14) Current use or anticipated need for food or drugs that are known strong and/or moderate CYP3A4 inhibitors, including their administration within 14-days prior to the first PF-03084014 dose (ie, Strong CYP3A4 Inhibitors: grapefruit juice or grapefruit/grapefruit related citrus fruits [eg, Seville oranges, pomelos], ketoconazole, miconazole, itraconazole, voriconazole, posaconazole, clarithromycin, telithromycin, indinavir, saquinavir, ritonavir, nelfinavir, amprenavir, fosamprenavir, nefazodone, lopinavir, troleandomycin, mibefradil, and conivaptan; Moderate CYP3A4 inhibitors: Erythromycin, verapamil, atazanavir, delavirdine, fluconazole, darunavir, diltiazem, aprepitant, imatinib, tofisopam, ciprofloxacin, cimetadine).

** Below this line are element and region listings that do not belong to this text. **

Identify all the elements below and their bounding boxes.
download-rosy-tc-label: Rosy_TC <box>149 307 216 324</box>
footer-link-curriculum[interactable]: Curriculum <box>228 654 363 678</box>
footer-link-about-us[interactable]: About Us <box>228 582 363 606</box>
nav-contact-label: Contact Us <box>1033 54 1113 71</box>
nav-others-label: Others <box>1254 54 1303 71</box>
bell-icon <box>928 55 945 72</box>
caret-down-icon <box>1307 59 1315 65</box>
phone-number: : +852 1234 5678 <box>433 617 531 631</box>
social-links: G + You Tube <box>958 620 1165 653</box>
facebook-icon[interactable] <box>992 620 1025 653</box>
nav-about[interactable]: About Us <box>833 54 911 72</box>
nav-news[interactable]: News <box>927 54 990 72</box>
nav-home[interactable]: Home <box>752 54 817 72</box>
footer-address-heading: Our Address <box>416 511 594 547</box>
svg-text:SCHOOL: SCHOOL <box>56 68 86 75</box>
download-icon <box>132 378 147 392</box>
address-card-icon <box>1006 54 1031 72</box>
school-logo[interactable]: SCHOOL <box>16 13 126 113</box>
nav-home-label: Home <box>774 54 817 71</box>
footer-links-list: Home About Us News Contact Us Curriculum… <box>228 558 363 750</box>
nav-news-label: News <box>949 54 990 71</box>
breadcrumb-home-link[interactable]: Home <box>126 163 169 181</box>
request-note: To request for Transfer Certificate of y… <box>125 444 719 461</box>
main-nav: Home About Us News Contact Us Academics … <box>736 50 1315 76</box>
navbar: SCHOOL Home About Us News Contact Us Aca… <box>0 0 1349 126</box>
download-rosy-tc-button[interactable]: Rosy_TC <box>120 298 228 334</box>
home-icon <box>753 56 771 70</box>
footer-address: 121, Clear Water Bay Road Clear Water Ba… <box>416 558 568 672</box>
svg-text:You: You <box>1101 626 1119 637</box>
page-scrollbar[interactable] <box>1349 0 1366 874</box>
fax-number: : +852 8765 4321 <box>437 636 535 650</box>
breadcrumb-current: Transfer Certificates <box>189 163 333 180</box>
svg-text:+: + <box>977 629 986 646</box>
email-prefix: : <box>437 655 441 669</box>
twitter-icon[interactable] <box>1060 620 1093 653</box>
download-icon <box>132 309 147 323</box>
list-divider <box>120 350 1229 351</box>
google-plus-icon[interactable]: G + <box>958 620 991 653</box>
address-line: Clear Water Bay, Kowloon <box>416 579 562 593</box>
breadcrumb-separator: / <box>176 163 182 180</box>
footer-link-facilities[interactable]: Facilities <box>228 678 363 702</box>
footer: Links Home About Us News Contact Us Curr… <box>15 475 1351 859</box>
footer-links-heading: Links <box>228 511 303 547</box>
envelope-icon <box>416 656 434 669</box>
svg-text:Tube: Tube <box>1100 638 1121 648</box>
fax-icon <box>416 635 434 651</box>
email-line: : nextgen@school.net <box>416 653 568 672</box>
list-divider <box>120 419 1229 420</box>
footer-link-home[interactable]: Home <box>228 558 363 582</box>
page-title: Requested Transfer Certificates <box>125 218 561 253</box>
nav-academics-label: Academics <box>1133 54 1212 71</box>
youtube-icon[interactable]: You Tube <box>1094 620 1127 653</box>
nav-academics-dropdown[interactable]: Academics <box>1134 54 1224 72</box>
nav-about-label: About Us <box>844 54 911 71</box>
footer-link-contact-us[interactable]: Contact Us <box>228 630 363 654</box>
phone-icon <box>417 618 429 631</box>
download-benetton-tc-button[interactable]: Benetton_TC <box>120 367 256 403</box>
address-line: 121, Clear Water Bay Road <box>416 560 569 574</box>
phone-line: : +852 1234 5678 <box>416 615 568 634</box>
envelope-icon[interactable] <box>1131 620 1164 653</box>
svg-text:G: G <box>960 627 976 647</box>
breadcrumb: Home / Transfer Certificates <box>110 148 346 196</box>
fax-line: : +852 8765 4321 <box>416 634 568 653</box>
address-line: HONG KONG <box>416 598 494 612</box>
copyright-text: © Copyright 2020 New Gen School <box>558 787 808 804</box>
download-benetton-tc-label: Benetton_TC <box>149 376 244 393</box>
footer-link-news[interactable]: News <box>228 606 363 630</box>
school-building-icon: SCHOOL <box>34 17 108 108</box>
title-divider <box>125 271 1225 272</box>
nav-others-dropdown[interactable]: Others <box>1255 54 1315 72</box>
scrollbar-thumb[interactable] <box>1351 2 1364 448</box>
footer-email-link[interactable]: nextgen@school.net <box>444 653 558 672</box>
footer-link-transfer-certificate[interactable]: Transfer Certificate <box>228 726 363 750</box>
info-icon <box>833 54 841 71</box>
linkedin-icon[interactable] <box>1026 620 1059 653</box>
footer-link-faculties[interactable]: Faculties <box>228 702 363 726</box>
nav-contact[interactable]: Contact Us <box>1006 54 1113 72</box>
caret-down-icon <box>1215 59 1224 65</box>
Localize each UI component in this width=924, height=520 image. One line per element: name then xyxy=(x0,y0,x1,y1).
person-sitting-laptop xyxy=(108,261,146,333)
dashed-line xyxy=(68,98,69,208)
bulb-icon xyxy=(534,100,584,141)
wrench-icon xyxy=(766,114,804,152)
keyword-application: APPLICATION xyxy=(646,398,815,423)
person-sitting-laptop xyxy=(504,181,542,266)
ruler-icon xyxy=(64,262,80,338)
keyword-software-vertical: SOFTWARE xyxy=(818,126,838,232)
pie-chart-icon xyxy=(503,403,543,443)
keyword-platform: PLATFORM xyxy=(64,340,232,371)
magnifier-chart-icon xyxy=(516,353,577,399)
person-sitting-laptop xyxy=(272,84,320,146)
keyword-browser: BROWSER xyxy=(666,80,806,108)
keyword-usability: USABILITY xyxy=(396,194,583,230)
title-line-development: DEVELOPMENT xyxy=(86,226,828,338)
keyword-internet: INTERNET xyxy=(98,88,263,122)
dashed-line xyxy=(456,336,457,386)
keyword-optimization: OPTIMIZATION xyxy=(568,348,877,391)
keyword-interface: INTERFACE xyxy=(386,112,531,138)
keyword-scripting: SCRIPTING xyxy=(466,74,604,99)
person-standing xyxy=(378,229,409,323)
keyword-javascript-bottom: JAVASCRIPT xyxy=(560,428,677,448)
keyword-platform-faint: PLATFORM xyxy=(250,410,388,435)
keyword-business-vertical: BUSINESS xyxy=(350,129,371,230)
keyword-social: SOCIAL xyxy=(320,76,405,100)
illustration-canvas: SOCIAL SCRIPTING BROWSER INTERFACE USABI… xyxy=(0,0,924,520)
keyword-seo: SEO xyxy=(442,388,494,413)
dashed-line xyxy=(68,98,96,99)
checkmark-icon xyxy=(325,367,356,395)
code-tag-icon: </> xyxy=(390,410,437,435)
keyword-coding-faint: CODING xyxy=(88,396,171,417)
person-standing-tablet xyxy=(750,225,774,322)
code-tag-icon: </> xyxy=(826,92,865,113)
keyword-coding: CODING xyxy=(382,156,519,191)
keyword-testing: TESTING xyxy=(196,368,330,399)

15) Current use or anticipated need for drugs that are known strong CYP3A4 inducers, including their administration within 14-days prior to the first PF-03084014 dose (ie, phenobarbital, rifampin, phenytoin, carbamazepine, rifabutin, rifapentin, clevidipine, St. John’s Wort).
16) Concurrent administration of herbal preparations (unless with sponsor approval).
17) Other severe acute or chronic medical or psychiatric condition or laboratory abnormality that may increase the risk associated with study participation or study drug administration, or may interfere with the interpretation of study results, or in the judgment of the investigator would make the patient inappropriate for entry into the study.
18) Pregnancy or breast feeding. Female patients of childbearing potential must have a negative serum or urine pregnancy test within 7 days of starting treatment. Males and females of childbearing potential who are unwilling or unable to use two highly effective methods of contraception as outlined in this protocol for the duration of the study and for 90 days (female) and 6 months (male) after last dose of investigational product. A patient is of childbearing potential if, in the opinion of the investigator, he/she is biologically capable of having children and is sexually active.
19) Major Surgery within 4 Weeks (or 28 days) of treatment.